O Distrito Federal entrou, definitivamente, em um novo ciclo político e ele não começou de forma tímida. Começou com impacto, simbolismo e estratégia.
Em meio à articulação liderada pela governadora Celina Leão, que reuniu 12 partidos e consolidou uma base robusta de apoio, um movimento paralelo chamou ainda mais atenção nos bastidores: o renascimento do Democrata 35.
Um partido que, até pouco tempo atrás, era tratado como irrelevante, desacreditado por muitos, até “morto” politicamente.
Hoje, a realidade é outra.
E o momento em que isso acontece não poderia ser mais simbólico.
SEMANA SANTA E O SIMBOLISMO QUE IMPACTA A POLÍTICA
Em plena Semana Santa, período que marca a morte e ressurreição de Jesus Cristo, o Democrata protagoniza aquilo que muitos já definem como uma verdadeira ressurreição política no Distrito Federal.
Não é apenas coincidência de calendário.
-É narrativa. É construção. É posicionamento.
Enquanto outras siglas enfrentam dificuldades para montar suas nominatas, o Democrata surge com um diferencial decisivo:
chapa organizada, estruturada e praticamente fechada.

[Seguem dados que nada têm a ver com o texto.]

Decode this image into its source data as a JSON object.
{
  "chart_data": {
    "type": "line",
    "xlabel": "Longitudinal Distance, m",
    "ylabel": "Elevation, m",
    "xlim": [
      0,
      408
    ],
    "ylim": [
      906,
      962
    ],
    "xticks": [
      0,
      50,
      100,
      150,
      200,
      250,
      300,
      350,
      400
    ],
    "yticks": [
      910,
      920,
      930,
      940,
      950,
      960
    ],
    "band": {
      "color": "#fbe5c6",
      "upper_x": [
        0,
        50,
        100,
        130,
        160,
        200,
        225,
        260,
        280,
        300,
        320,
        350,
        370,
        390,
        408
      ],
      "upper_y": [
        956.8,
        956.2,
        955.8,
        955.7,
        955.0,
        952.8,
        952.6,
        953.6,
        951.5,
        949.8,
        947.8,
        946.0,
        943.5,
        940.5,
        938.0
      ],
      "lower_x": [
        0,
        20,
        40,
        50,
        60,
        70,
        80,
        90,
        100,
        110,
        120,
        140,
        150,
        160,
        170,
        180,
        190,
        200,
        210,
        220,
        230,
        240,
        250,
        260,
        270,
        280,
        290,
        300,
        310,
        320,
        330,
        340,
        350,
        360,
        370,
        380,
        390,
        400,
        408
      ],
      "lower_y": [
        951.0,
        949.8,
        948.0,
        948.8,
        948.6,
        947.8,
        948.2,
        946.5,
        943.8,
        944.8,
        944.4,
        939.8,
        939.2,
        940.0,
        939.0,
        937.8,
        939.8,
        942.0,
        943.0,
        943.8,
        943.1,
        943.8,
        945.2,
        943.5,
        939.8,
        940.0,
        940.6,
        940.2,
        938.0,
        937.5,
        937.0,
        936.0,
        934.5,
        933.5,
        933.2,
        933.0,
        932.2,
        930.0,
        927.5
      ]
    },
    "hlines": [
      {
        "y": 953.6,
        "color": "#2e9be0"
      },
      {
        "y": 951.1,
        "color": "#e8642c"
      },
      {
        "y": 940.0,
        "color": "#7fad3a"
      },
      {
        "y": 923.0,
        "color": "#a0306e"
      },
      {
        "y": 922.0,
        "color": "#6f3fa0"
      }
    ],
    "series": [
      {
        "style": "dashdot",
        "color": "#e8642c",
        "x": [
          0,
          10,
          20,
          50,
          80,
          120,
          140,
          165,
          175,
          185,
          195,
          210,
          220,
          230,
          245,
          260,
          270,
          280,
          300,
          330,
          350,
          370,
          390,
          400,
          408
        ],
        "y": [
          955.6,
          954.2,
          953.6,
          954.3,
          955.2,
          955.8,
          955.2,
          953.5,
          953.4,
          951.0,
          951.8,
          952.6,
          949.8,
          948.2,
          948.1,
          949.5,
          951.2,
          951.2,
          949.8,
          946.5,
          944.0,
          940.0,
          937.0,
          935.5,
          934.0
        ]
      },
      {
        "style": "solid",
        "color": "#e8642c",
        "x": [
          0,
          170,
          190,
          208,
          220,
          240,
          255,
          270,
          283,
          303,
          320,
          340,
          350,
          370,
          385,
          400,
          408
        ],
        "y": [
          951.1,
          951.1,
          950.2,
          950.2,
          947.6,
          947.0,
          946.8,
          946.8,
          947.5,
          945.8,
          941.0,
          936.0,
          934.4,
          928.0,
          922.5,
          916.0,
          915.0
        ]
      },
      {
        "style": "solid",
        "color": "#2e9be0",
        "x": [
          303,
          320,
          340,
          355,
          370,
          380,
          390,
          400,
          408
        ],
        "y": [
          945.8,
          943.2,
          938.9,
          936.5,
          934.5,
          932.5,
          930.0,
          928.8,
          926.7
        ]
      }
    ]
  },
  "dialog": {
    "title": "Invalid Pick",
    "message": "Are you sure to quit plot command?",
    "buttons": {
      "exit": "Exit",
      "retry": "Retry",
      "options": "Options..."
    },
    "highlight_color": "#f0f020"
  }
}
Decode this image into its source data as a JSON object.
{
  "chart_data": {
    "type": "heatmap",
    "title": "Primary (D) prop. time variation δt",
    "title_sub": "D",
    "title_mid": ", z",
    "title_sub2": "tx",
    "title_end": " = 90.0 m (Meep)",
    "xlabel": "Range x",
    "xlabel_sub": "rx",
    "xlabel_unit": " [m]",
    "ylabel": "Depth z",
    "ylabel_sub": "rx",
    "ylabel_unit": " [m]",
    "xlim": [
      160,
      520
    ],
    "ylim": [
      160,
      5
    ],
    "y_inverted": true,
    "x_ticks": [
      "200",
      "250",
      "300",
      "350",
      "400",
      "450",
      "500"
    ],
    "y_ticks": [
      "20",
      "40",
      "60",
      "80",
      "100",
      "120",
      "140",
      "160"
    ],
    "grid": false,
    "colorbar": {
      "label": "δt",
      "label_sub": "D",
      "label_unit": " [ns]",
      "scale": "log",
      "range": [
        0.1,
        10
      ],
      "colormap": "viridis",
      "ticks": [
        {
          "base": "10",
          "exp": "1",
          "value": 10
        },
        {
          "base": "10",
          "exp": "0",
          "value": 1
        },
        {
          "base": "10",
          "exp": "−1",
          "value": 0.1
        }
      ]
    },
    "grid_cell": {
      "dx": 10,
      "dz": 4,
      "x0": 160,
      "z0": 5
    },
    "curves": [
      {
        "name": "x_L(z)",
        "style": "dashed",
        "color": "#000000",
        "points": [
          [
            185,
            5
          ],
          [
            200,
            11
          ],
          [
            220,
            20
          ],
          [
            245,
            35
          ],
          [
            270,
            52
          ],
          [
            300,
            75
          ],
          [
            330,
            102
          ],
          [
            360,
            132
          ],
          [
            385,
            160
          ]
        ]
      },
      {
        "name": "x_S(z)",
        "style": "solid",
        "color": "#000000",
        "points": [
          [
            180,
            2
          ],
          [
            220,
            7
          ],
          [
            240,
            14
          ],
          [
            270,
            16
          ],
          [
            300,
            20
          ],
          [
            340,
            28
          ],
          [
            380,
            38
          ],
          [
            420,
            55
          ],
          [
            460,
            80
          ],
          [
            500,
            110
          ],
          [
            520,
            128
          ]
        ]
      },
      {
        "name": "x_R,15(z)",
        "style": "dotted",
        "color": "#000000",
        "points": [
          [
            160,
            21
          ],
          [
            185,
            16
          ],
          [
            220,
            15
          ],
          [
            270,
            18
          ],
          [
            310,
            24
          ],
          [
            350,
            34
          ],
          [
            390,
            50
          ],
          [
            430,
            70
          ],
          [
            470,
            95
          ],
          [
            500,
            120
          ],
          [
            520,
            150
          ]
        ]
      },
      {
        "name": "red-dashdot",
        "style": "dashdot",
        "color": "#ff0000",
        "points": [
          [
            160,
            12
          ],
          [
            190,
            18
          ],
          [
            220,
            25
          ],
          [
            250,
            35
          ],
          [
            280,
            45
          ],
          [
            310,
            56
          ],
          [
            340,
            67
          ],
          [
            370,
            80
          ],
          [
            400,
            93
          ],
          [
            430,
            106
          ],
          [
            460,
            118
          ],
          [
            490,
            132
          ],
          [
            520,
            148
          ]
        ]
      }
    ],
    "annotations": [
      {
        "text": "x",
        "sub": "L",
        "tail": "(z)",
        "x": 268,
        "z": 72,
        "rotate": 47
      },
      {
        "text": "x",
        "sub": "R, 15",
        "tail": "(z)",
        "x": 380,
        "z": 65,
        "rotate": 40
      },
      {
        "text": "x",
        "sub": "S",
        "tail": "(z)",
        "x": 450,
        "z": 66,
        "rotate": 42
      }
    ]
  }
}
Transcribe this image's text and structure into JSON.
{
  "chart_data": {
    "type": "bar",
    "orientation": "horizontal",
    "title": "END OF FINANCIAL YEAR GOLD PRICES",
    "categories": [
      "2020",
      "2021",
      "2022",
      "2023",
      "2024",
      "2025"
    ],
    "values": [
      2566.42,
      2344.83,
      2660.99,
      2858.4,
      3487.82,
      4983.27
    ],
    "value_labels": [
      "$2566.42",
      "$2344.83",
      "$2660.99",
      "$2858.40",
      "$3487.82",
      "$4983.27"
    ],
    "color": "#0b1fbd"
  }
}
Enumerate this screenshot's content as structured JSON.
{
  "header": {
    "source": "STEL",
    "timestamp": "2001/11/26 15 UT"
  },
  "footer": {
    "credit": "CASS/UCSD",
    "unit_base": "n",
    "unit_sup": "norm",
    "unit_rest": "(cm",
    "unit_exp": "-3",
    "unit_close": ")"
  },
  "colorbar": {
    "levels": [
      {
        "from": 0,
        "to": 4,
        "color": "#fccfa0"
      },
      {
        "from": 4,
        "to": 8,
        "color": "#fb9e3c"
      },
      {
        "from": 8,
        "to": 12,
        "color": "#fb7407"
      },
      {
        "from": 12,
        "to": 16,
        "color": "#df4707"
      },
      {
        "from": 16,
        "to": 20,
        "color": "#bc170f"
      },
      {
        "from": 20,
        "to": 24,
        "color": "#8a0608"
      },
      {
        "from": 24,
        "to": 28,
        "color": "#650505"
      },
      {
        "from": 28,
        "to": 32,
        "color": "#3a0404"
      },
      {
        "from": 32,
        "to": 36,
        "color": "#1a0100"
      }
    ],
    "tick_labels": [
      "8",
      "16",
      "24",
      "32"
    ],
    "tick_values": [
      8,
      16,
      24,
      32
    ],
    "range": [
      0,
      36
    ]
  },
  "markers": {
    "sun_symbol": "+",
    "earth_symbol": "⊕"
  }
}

LUIS MIRANDA E NATÁLIA MIRANDA: OS ARQUITETOS DO NOVO DEMOCRATA
Luis Miranda deixa de ser apenas uma liderança e assume o papel de condutor político do projeto, imprimindo identidade, discurso e estratégia. Dentro de sua própria residência quebrando protocolos tradicionais ele estabeleceu o tom:
“Aqui é família. Aqui tem princípio. Aqui tem valor.” Mais do que frase, virou diretriz.
Com um discurso firme contra corrupção e uma postura direta, Miranda reposiciona o partido como uma força ideológica clara e conectada com o eleitorado.
Ao seu lado, Natália Miranda surge como peça fundamental na estruturação:
Organização interna do partido. Fortalecimento da nominata. Ampliação da participação feminina. Articulação política estratégica.
Natália não apenas ocupa espaço ela consolida o Democrata como uma sigla viva, organizada e competitiva.
NOMINATA PRONTA: A DIFERENÇA QUE MUDA O JOGO
Enquanto grande parte dos partidos ainda enfrenta dificuldades para fechar suas chapas, o Democrata 35 já trabalha com uma realidade diferente:
• Nominata estruturada
• Critérios definidos
• Equilíbrio eleitoral
• Base pronta para disputa
Nos bastidores, isso é visto como uma vantagem gigantesca. Porque eleição não se ganha apenas com nome forte se ganha com chapa eficiente. Ressaltou Miranda.
OS NÚMEROS QUE TRANSFORMAM DISCURSO EM REALIDADE
O planejamento do Democrata não é baseado em expectativa. É cálculo.
10 principais nomes → cerca de 70 mil votos
Demais candidatos → média de 5 a 6 mil votos
Projeção total → 150 mil votos consolidados
Com reforços como:
Luis Miranda
Jorge Vianna
Lideranças comunitárias
Conselheiros tutelares
Bases populares
O partido constrói uma nominata com densidade real e não apenas simbólica.
CELINA LEÃO E O TABULEIRO MAIOR
Esse movimento não acontece isolado. Ele está inserido dentro de uma articulação ainda maior liderada por Celina Leão, que já conseguiu reunir 12 partidos políticos em torno de um projeto comum.
Entre os nomes que orbitam essa construção estão:
– Luis Miranda
– Jorge Vianna
– Michelle Bolsonaro
– Bia Kicis
O Democrata, agora estruturado, passa a ser visto como:
Peça estratégica dentro de um bloco que pode ultrapassar 1,5 milhão de votos no DF
DE PARTIDO SUBESTIMADO A PEÇA-CHAVE
O que impressiona analistas políticos não é apenas o crescimento do Democrata. É a velocidade. Em pouco tempo, o partido saiu de: Descrédito, falta de estrutura, baixa expectativa
Para: Organização sólida, liderança definida, nominata competitiva, inserção em um projeto majoritário.
NÃO É MAIS SOBRE PARTICIPAR… É SOBRE DECIDIR
O cenário agora é outro. O Democrata 35 não entra mais como figurante. Entra como: Protagonista, estrategista, articulador e, principalmente, como um partido que fez o que muitos ainda não conseguiram:
se organizar antes do jogo começar de verdade
“O JOGO VIROU”
Nos bastidores, a frase que mais se ouve é direta: “Quem achou que o Democrata estava morto… errou.” E talvez o maior impacto não seja apenas o crescimento do partido. Mas o momento em que isso acontece. Na semana que simboliza renascimento, fé e transformação… um partido desacreditado ressurge, se estrutura e entra no tabuleiro político do Distrito Federal com força total.